Jess had told him Del was walking again, Gabe recalled, courtesy of a pair of prosthetic legs that a few years ago had replaced the ones he’d lost when an explosion had robbed him of his own during the waning days of the long-ago war he and Bird and MacLeish had fought in. It was still unsettling to see him out of the wheelchair that had once been so much a part of him. The old man looks good, he told himself reluctantly. And if we hadn’t already butted heads I might even try to tell him I’m glad for him.
But right now wasn’t the moment. Right now Del Hawkins seemed to think Gabriel Riggs was still the sixteen-year-old punk whose butt the tough ex-marine, wheelchair or no wheelchair, had once whipped in an arranged fight out back behind the horse barn.
And right now Gabe needed to make it clear those days of sir, yes sir! were long over.
He grinned tightly at Hawkins, because he knew his grin had always riled the man. “Why not, Lieut? Don’t they say a wake’s like a
wedding—it hasn’t really gotten under way until a few punches get thrown? Behind the horse barn again?”
“You’re on, boy,” Del rumbled, striding toward the door that opened from the kitchen onto the ranch house’s wraparound porch. “It’ll be pure pleasure to show you that some things haven’t changed around—”
“Stop right there, mister!” The barked command sounded as if it had come from a drill sergeant—a female drill sergeant, Gabe realized in astonishment as he saw Greta push her chair abruptly away from the table and take a swift step to block her husband’s path. At the same moment, Caro advanced toward him, her expression coldly angry.
Both women spoke at once. Both voices could have peeled paint from a wall.
“What the hell do you think you’re playing at, Delbert?”
Greta’s incredulous query was all Gabe heard of her reaming-out of Del before Caro gained his attention by planting herself in front of him.

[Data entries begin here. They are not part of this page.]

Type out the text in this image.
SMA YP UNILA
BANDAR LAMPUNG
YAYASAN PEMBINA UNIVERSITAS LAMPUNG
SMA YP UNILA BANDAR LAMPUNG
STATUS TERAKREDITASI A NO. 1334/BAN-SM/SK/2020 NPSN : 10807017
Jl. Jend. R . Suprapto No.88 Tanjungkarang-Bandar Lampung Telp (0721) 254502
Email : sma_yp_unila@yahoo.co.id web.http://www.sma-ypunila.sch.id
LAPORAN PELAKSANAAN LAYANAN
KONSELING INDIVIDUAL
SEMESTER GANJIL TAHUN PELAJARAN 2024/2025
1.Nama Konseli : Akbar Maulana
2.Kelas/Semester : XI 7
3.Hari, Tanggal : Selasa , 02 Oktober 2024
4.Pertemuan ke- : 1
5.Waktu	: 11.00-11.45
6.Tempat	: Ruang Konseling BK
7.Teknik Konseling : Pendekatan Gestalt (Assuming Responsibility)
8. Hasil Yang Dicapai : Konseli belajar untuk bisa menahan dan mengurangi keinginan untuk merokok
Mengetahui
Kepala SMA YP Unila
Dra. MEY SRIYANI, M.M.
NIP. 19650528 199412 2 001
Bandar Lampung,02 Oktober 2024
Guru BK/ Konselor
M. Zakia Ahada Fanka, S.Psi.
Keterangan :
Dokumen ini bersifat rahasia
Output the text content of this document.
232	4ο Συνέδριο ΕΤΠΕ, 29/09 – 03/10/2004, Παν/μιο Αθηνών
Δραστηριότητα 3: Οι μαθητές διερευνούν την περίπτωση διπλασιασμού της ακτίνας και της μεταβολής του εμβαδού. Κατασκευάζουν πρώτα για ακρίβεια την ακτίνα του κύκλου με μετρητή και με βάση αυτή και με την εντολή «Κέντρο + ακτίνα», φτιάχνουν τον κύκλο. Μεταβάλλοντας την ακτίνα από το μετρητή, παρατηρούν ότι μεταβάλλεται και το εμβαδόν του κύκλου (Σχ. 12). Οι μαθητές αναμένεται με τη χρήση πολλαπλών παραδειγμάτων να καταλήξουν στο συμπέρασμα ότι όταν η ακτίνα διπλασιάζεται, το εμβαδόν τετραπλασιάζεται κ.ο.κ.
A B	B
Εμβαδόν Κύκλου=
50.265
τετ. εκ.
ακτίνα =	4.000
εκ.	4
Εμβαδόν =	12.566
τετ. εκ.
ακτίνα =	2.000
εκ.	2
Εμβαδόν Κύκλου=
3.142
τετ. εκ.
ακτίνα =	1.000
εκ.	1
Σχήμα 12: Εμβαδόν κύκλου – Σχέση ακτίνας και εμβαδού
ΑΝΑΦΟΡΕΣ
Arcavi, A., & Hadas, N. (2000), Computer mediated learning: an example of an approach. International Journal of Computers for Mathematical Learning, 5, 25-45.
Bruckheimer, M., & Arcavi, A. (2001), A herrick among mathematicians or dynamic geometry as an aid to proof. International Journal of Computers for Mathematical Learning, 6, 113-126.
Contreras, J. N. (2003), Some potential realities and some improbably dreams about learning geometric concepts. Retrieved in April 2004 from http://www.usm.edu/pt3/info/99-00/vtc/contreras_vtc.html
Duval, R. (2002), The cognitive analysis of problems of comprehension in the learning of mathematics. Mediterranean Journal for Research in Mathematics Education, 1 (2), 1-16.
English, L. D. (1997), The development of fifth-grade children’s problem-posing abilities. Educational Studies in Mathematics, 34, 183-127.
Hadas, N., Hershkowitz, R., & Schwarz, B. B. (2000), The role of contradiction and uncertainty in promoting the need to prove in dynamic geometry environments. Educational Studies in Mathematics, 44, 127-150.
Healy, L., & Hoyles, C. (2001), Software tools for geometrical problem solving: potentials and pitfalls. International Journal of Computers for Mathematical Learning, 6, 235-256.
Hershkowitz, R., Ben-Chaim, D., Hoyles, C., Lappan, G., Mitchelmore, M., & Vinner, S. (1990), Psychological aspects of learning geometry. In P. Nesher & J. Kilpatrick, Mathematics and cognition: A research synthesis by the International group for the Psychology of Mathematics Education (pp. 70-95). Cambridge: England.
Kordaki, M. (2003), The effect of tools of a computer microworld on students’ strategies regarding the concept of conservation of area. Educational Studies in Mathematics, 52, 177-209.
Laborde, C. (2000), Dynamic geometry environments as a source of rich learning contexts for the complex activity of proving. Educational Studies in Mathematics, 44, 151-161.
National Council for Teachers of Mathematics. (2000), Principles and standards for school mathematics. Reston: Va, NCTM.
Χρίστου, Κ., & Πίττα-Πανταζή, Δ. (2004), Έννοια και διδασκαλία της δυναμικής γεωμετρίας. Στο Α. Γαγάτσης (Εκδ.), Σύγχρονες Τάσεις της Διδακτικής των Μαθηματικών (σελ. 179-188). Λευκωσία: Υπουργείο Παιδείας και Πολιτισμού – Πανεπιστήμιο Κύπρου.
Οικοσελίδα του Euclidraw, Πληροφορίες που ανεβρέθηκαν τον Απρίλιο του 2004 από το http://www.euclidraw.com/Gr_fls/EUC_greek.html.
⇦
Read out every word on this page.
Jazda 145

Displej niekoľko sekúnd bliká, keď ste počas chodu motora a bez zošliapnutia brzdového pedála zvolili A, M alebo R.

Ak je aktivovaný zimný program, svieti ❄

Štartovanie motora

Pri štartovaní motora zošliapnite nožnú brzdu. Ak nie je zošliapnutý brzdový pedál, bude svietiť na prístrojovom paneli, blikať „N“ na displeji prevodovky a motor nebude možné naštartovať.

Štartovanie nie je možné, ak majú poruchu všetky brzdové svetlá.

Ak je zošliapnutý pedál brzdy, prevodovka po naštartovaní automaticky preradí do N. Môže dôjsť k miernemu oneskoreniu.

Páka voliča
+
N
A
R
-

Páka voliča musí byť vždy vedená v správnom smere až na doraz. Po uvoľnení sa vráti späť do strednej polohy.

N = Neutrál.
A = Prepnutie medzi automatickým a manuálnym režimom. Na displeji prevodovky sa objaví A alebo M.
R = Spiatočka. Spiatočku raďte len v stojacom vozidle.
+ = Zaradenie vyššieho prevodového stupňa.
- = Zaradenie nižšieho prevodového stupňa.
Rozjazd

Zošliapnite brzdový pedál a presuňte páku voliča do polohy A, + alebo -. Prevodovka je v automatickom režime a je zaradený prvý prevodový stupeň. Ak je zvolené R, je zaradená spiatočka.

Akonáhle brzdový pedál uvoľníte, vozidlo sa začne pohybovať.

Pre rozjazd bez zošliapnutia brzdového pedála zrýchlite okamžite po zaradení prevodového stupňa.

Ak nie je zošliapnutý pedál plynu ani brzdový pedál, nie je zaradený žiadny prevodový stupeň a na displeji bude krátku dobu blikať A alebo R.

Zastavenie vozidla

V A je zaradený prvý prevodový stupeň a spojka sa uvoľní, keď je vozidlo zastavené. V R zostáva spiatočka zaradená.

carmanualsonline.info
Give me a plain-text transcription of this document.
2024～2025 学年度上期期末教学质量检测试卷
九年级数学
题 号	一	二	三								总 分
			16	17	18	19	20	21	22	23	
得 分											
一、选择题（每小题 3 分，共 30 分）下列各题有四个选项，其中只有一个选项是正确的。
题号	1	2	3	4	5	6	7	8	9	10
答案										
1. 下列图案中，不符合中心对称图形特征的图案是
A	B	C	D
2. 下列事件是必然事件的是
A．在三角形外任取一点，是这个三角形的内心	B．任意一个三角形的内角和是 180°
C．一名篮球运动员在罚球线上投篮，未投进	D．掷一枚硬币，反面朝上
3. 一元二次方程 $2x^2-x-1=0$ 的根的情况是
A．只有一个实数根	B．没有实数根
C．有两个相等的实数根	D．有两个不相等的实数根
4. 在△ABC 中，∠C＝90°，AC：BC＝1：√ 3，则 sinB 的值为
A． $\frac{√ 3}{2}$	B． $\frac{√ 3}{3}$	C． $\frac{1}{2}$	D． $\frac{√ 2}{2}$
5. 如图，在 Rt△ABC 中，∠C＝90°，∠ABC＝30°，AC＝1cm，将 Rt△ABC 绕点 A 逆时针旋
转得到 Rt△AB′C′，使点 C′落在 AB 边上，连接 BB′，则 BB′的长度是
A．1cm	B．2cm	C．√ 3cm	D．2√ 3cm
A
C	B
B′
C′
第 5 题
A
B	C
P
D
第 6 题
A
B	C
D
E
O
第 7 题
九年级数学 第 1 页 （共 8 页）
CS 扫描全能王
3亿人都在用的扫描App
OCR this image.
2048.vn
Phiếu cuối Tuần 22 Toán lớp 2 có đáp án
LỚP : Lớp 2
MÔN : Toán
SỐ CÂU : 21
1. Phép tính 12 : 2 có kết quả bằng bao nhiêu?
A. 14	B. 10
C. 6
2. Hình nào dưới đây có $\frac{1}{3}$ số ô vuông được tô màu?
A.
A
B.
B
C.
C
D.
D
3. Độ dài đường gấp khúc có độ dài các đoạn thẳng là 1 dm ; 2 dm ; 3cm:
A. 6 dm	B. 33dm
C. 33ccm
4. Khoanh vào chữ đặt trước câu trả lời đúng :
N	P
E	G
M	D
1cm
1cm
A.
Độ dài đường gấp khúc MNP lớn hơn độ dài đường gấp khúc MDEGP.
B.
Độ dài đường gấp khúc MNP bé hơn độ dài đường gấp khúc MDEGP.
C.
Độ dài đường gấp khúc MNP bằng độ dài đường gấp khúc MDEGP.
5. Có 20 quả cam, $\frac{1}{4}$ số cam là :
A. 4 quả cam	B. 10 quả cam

“Are you out of your mind, Gabe? Have you forgotten what brought us here?” Her gaze was chillier than Del’s had been. “The only thing you got right was that this is in the nature of a wake—Jess’s wake. I won’t allow you to turn it into a brawl!” She pressed her lips together. “I want to see you march over to Del and shake his hand. And then the two of you can start acting like the adults you both are.”
“I couldn’t have said it better myself,” Greta snapped. “Go on, Del. Shake hands with Gabe and apologize.”
Gabe’s glare met Del’s equally recalcitrant one. He saw Del’s jaw tighten stubbornly at the very moment his own clenched.
I love it! The old man and Riggs, both of them getting reamed out by a pair of feisty females. Too sweet, man! At first Gabe didn’t know who the laughing voice in his head belonged to. Then it hit him, and suddenly the pain he’d been holding back all night was right there in his throat, making it impossible to speak. He saw the sheen he hadn’t noticed before glazing Del’s gray gaze, and slowly he extended his hand.